Our own sons and daughters more than anyone else. Our own volunteers more than us ourselves when they say that in the Army the pay is mighty fine. They give you a hundred dollars and they take back ninety-nine. And it's no lie, that they get the short end of the big stick - no matter how softly or loudly they speak. That no matter how quickly they would rush to do for their country and to take arms against our enemies they will only continue be cannon fodder to the men who see only whats to gain from the enemy.
Fondly do we hope, fervently do we pray, that this mighty scourge of war may speedily pass away.
But I don't see it happening because so long as there's a profit to be had in the debt of our subjugated opponents, the Caissons will call and the carrions will fall upon the heroes of our era when they cannot bear their arms anymore.
And we had a dream under a sky yet to be dimmed by the glow of a thousand cities, sputnik twinkling round and round as it hurdled overhead while Nat King Cole sang us to sleep in our beds with white picket fences lining quiet drives in the moonlight after "This is Walter Kronkite, CBS News; Goodnight."
We dreamt of a future with rocket cars and rocket this and rocket that, the vast emptiness of space was still our wildest new frontier, and not yet a meer description of what lay between our ears.
We were confident until by the rockets and red scare, and duck-and-cover if bombs are bursting in air led a generation to a ware we would not honor.

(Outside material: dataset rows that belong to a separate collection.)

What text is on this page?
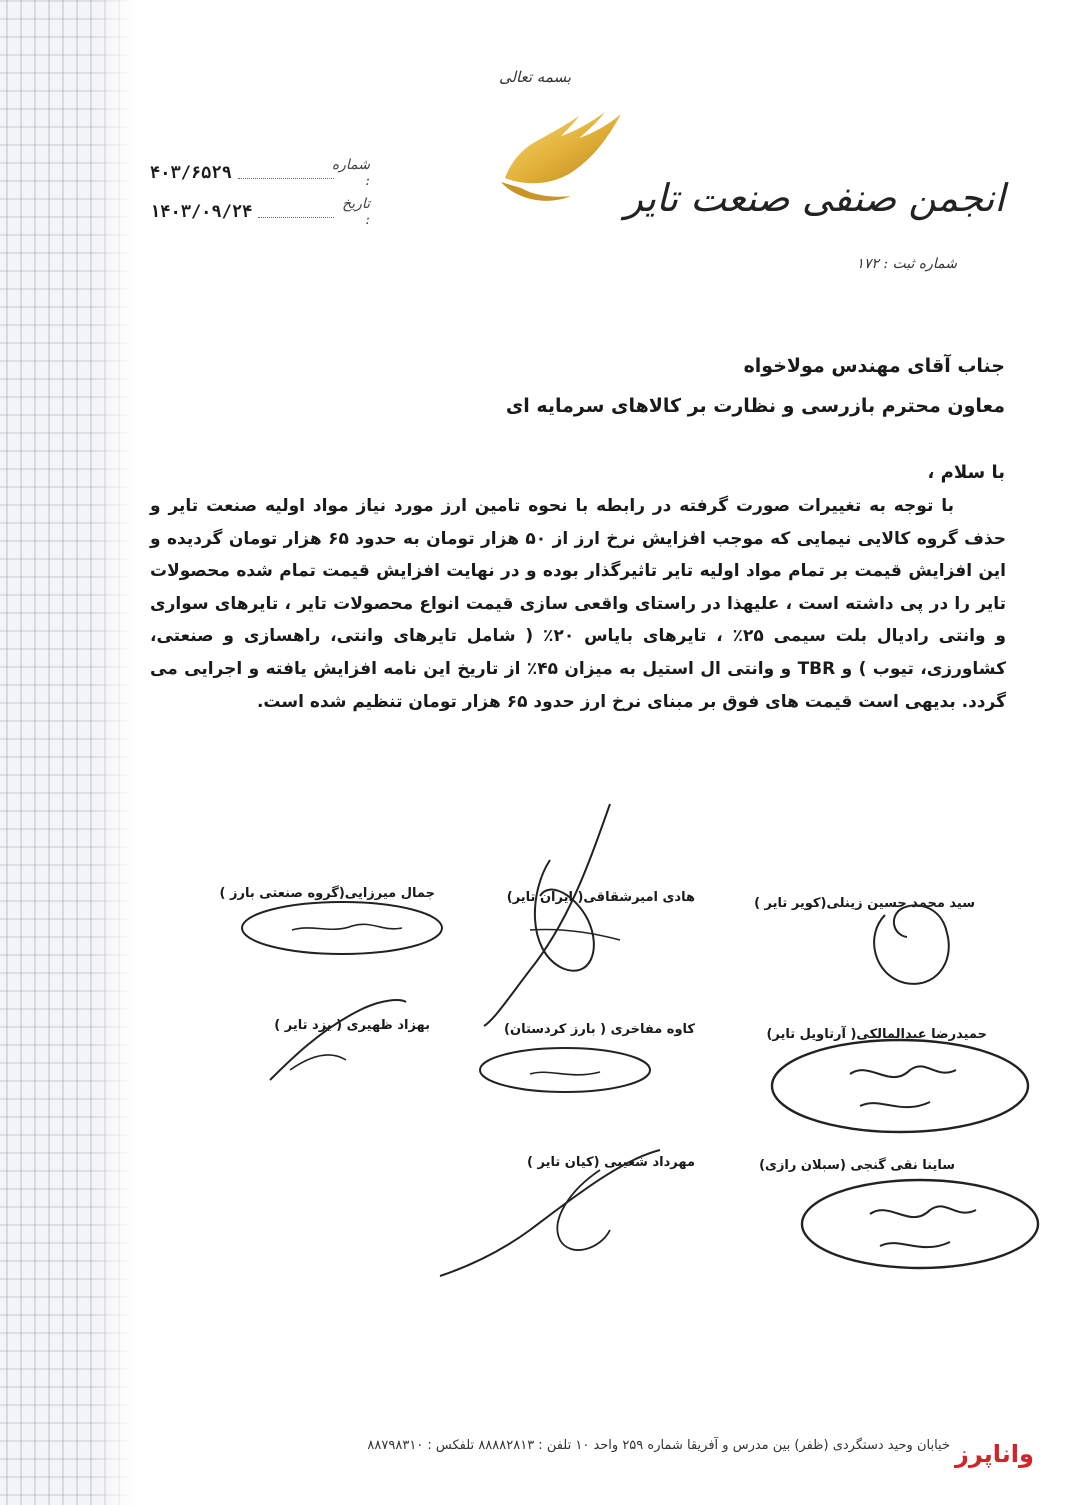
بسمه تعالی
انجمن صنفی صنعت تایر
شماره ثبت : ۱۷۲
شماره :
۴۰۳/۶۵۲۹
تاریخ :
۱۴۰۳/۰۹/۲۴
جناب آقای مهندس مولاخواه
معاون محترم بازرسی و نظارت بر کالاهای سرمایه ای
با سلام ،
با توجه به تغییرات صورت گرفته در رابطه با نحوه تامین ارز مورد نیاز مواد اولیه صنعت تایر و حذف گروه کالایی نیمایی که موجب افزایش نرخ ارز از ۵۰ هزار تومان به حدود ۶۵ هزار تومان گردیده و این افزایش قیمت بر تمام مواد اولیه تایر تاثیرگذار بوده و در نهایت افزایش قیمت تمام شده محصولات تایر را در پی داشته است ، علیهذا در راستای واقعی سازی قیمت انواع محصولات تایر ، تایرهای سواری و وانتی رادیال بلت سیمی ۲۵٪ ، تایرهای بایاس ۲۰٪ ( شامل تایرهای وانتی، راهسازی و صنعتی، کشاورزی، تیوب ) و TBR و وانتی ال استیل به میزان ۴۵٪ از تاریخ این نامه افزایش یافته و اجرایی می گردد. بدیهی است قیمت های فوق بر مبنای نرخ ارز حدود ۶۵ هزار تومان تنظیم شده است.
سید محمد حسین زینلی(کویر تایر )
هادی امیرشقاقی( ایران تایر)
جمال میرزایی(گروه صنعتی بارز )
حمیدرضا عبدالمالکی( آرتاویل تایر)
کاوه مفاخری ( بارز کردستان)
بهزاد ظهیری ( یزد تایر )
ساینا نقی گنجی (سبلان رازی)
مهرداد شعیبی (کیان تایر )
خیابان وحید دستگردی (ظفر) بین مدرس و آفریقا شماره ۲۵۹ واحد ۱۰ تلفن : ۸۸۸۸۲۸۱۳ تلفکس : ۸۸۷۹۸۳۱۰ واناپرز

A war that changed everything one sunny November morning in a rice field far from home. From Hanoi to Saigon, we pushed forth and fought on until Minh and Mao, somewhere, somehow, East of Lao, brought to its knees the bravest nation up to now.
Face it, fellas, we lost and lost sore. We were Tet Offended.
And ever since its been a struggle because in our age, we have so much more to fear than fear itself.
The dream is over.
It's time to wake up.
It's morning in America. This is our reality now, And it's dismal.
Our hopes and our fantasies shot beyond the limit of the sky and slipped the surly bonds of Earth to touch the face of God.
Well I want them back. I want us to fight for more than crude oil and foreign soil.
I want us to fight for something we believe in again.
I want us to believe in something real again.
Because I too have a dream.
I have a dream where one day I can wake up in a nation where the flag means more than just the sacrifices of our great grandfather's sons, where patriotism has less to do with blindness to our faults and more to do with fondness for one another, where we salute out of pride and not out of habit.
I have a dream where old soldiers die, but they NEVER fade away.
I have a dream where words like "ignorance" and "bigotry" do not describe the downfall of a generation, but where words like "respect" and "dignity" are more than just dusted antiques traded for the stylized knock-off personalities of smug kids and young thugs the way we traded the sound for the beat.
I have a dream where we don't delude ourselves morally by using words like "legitimate" and "rape" in the same sentence.
I have a dream where two men who love each other can share a ring that doesn't vibrate, and a woman has more right to choose than old men wielding pens like swords in an act of war committed in the name of a book of love.
I have a dream where Uncle Sam's hat isn't full of spare change by a dumpster while he weeps into the tattered remains of a get-up that inspired an era.
I have a dream. Where our political culture is no longer defined by the image of two burning buildings against a smokey September sky.
Yes, I have a dream.
And so long as I've tears to weep and blood to shed, I will carry it with me in my heart.
Because ladies and gentlemen. The American dream may be over.
But the stars and stripes are forever.